The new rules make a small change, requiring that amounts paid by consumers for ancillary care—such as anesthesiology or radiology—count toward their annual out-of-pocket maximum. That’s important because once a patient hits that out-of-pocket maximum, the insurer is responsible for all in-network medical costs for the rest of the year. But the new rule only applies in cases where the insurer hasn’t warned patients—generally at least 48 hours before the hospitalization or procedure—that they might receive care and bills from such out-of-network providers.
Consumer advocates say insurers will simply issue form letters to as many patients as they can to avoid the rule, while insurers complain the rule doesn’t get at the heart of the matter: the high charges they say are set by out-of-network providers.
3. Consumers’ out-of-pocket costs could be more standardized
This provision could be the rule’s most substantive change. Regulators are requesting that next year insurers voluntarily offer plans with a standard set of coverage costs—from deductibles to copayments for drugs or doctor visits.
The new rules aim to make comparison shopping easier. The change also gives a nod to a cost hurdle that may keep some consumers from enrolling: having to pay hundreds if not thousands of dollars in deductibles before some common services are covered. To entice those consumers, federal regulators created six standard plans that include specific flat-dollar copayments for urgent care visits, most prescription drugs, primary care, mental health, and substance abuse treatment—without the consumer first having to spend money to meet an annual deductible.
“Insurers will have to compete head-to-head providing the same benefit package, one that most consumers will find fairly attractive,” said Tim Jost, a consumer representative to the National Association of Insurance Commissioners and former law professor who writes widely on the health law.

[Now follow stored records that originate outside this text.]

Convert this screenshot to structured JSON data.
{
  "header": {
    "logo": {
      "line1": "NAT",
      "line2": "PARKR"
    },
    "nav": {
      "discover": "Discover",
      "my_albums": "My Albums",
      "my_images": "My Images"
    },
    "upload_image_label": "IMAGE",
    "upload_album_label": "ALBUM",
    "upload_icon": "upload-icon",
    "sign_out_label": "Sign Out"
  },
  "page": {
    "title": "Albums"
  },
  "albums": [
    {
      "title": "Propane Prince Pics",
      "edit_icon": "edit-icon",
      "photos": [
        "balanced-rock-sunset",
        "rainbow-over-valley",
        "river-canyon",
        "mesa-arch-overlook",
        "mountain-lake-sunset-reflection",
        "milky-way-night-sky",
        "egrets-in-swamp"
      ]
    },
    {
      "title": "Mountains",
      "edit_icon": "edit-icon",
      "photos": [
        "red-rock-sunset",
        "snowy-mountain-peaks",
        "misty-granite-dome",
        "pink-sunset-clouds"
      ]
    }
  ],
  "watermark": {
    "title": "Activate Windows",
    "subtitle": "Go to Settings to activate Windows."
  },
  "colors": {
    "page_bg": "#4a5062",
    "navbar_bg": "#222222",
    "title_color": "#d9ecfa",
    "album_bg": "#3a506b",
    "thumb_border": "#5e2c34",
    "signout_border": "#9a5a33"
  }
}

Still, the standard copayments in plans will likely seem high for some consumers. For example, the bronze plan standard design sets a $45 copayment for a primary care visit and $35 for a generic drug prescription. Copayments are smaller in the standardized silver plans, which set a $30 flat rate for a primary care visit, $65 for a specialist, $15 for generic drugs, $50 for brand name products, and 40% of the total cost for the most expensive type of drugs, deemed “specialty drugs.” Those amounts are slightly higher than the average costs in silver-level plans sold this year, according to an analysis by consulting firm Avalere.
Insurers opposed the idea of standardized plans, saying they could stifle innovation, lead to higher premiums, and make it less likely they will be able to create plans that appeal to a broad variety of consumers. Still, a handful of states, including California, Connecticut, Massachusetts, New York, Oregon, Vermont, and the District of Columbia, have designed standardized plans that all insurers in the state marketplace are required to sell. But, because this part of the regulation is voluntary—meaning the federal government is requesting rather than compelling insurers to make these changes—it is unclear how much impact it will have on consumers and the marketplace.
So, in the next open enrollment period, consumers could see such standardized plans available in addition to the varied policies currently sold, which can have widely different payment packages. For example, one plan may have a lower deductible but higher out-of-pocket costs for doctor visits, while another might exclude certain office visits from the annual deductible, while a different option does not. Such variations have provided choice for consumers but also made comparing and contrasting plans difficult.
Meanwhile, HHS also finalized its annual increase in the cap on how much consumers can be charged out of pocket annually for such things as deductibles and copayments. The rule applies to those who buy their own coverage and many employers plans. Next year the cap will be $7,150 for an individual or $14,300 for family coverage.